How to do editorial work on other people's papers

How much freedom should an editor have? And how much freedom are you ready to grant her?

I enjoy working as an editor (for the Rivista di Studi Sudasiatici, for the Coffee Break Conference proceedings, for my own project on quotations, etc.) and my papers are always read by someone else (be it the peer-reviewer of a journal or the editor of a volume), who usually heavily edits them. Generally speaking, I enjoy engaging with a careful reader, who might also strongly disagree with me. It makes me aware of possible rejoinders, forces me to sharpen my points and to clarify my thought.
What I do not like that much, by contrast, is
  • 1. when typographic things are discussed instead (just delete the extra space and don't bother me with that! Put the inverted commas as you prefer them, it has nothing to do with the content and you do not want each author to utter her opinion on it or you'll never end your volume).
  • 2. when the editor wants to write the paper himself or herself. I am happy to add, emend, clarify, but I cannot be forced to add a distinct chapter on X in contemporary philosophy just because I happened to use the word X while discussing something else.
Point 1 is, I believe, annoying but trivial. It is linked with the fact that many editors do not remember that form and content are distinct.
Point 2, by contrast, is crucial, especially for South Asian scholars. We often share so little background with our editors, that we might have completely different ideas about what should be in our articles. I am quite convinced that it is legitimate to speak of "Philosophy" while referring to Kumārila, Dharmakīrti, etc. Do I really have to make this point clear every time I write an article? Even a reference in a fn. might be too much if the article does not focus on philosophical subjects and just happens to use the word "philosophical texts". The same applies to translations (I cannot explain in every article the rationale behind each of the technical translations I adopt). Shall one write a methodological article to be published on one's web site and constantly updated where issues such as "Why I believe that Mīmāṃsā needs to be studied" and "Why do I believe that 'inhering cause' is not a suitable translation for samavāyikāraṇa" are dealt with? Or should one try to write only for suitable editors (if it is ever possible)?

What do you do?

On a related topic (how to refute a paper), you might read this post.

2 comments:

krishna said...

Hi Elisa,
you are right, the editor's work is really of a "fun-and-learn" kind. Of course, in it there is as much fun so much you can learn... at least this is my personal opinion.
However, in response - or, better, as an integration - to your point 1, I must say that in my humble experience (both as editor and as author) I've remarked in several occasions that what nowadays we call editing work is nothing but a formatting work, which does no longer concern the typographic aspects of the article, book, paper (or whatever), rather its "shape" (where to put the pagenumbers, which character for the title, etc.)
For instance, and just to take my case into account, in some published papers of mine the reader can find typos or oversights that went unnoticed to me and that I discovered only once the work was already issued... why didn't the editor adjust the spelling by him/herself? Or, at least, why didn't s/he report to me those mistakes? Who knows!
In the few occasions I edited something, I did all my best in order to not bore the authors with double-spaces, inverted commas, typos etc., and I corrected them by myself... it's not a hard work, not at all!
On your point 2, as you know, I agree wholeheartedly! And let me roar, together with you, that Indian philosophy IS philosophy!!
:-)

elisa freschi said...

:-) Thanks for the roaring, Krishna! Let us make the roaring loud enough to be audible by philosophers and indologists alike!

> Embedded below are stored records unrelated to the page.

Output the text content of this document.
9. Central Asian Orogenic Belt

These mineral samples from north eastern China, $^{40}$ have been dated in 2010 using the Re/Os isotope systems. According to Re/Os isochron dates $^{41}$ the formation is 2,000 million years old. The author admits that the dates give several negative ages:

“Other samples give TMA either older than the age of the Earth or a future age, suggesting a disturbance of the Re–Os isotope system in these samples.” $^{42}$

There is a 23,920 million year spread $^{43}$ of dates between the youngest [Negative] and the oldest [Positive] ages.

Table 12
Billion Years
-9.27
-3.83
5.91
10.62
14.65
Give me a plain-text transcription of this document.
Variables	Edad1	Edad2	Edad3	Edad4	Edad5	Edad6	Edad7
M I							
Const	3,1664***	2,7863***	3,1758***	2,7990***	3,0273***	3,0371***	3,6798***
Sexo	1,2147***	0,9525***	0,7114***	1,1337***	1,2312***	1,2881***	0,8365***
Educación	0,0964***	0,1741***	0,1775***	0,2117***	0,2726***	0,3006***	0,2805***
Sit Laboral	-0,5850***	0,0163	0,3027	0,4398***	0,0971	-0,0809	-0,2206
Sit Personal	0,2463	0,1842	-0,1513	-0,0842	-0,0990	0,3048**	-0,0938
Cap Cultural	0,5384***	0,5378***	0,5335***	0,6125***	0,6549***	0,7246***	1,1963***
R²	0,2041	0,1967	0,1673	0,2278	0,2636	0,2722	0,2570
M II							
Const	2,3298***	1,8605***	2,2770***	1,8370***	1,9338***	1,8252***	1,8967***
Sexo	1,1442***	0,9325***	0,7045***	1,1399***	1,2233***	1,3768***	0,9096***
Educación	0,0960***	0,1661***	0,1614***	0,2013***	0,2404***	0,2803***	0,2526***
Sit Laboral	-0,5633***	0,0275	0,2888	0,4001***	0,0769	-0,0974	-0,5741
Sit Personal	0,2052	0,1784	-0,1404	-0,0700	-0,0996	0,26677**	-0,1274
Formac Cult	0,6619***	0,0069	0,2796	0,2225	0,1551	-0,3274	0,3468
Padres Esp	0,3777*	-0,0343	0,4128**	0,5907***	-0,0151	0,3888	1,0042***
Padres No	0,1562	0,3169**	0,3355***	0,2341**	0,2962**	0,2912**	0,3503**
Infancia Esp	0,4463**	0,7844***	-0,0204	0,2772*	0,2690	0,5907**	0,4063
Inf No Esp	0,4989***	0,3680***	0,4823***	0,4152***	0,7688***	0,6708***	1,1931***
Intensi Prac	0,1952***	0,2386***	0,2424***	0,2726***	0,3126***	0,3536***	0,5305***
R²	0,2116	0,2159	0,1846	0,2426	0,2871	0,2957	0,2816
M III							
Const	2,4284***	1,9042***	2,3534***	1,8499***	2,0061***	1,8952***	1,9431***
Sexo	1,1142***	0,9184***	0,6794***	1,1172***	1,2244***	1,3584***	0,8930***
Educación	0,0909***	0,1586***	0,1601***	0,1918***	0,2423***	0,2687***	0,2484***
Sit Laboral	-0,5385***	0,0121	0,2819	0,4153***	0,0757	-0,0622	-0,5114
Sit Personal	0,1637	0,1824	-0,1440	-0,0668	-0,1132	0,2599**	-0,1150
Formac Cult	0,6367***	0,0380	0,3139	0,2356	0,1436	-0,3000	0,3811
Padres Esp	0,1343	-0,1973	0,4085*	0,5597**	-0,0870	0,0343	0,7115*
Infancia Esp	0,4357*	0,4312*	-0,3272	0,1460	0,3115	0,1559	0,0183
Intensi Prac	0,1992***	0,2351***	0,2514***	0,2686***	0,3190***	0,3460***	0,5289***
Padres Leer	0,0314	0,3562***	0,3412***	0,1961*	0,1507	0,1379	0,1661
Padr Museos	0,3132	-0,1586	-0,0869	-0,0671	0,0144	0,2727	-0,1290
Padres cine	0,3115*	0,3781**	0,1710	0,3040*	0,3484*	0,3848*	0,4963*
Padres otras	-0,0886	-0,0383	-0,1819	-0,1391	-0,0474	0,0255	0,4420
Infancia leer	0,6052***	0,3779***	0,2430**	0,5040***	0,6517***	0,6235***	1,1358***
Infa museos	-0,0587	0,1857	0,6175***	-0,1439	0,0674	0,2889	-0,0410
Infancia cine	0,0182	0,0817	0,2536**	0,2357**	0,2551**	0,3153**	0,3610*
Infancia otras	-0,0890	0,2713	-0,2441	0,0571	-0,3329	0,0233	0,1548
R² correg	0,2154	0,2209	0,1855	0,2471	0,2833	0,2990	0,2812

As for point 1, I think that the problem lies in the confusion between different functions. If the editor reads the article looking for conceptual difficulties, inverted commas to be removed, misspelling, page-numbers to be added, etc., ALL at the same time, s/he will fail to accomplish an accurate job. Ideally, the editor could just focus on the content, a proof-reader on the typos and the person who prepares the lay-out on page-numbers, italics, etc. Even if all these roles are done by just one single person (but usually they are at least two), s/he should do them separately, I think, in order to focus on one task at a time. If this does not happen, one ends up with unnoticed typos, as you say.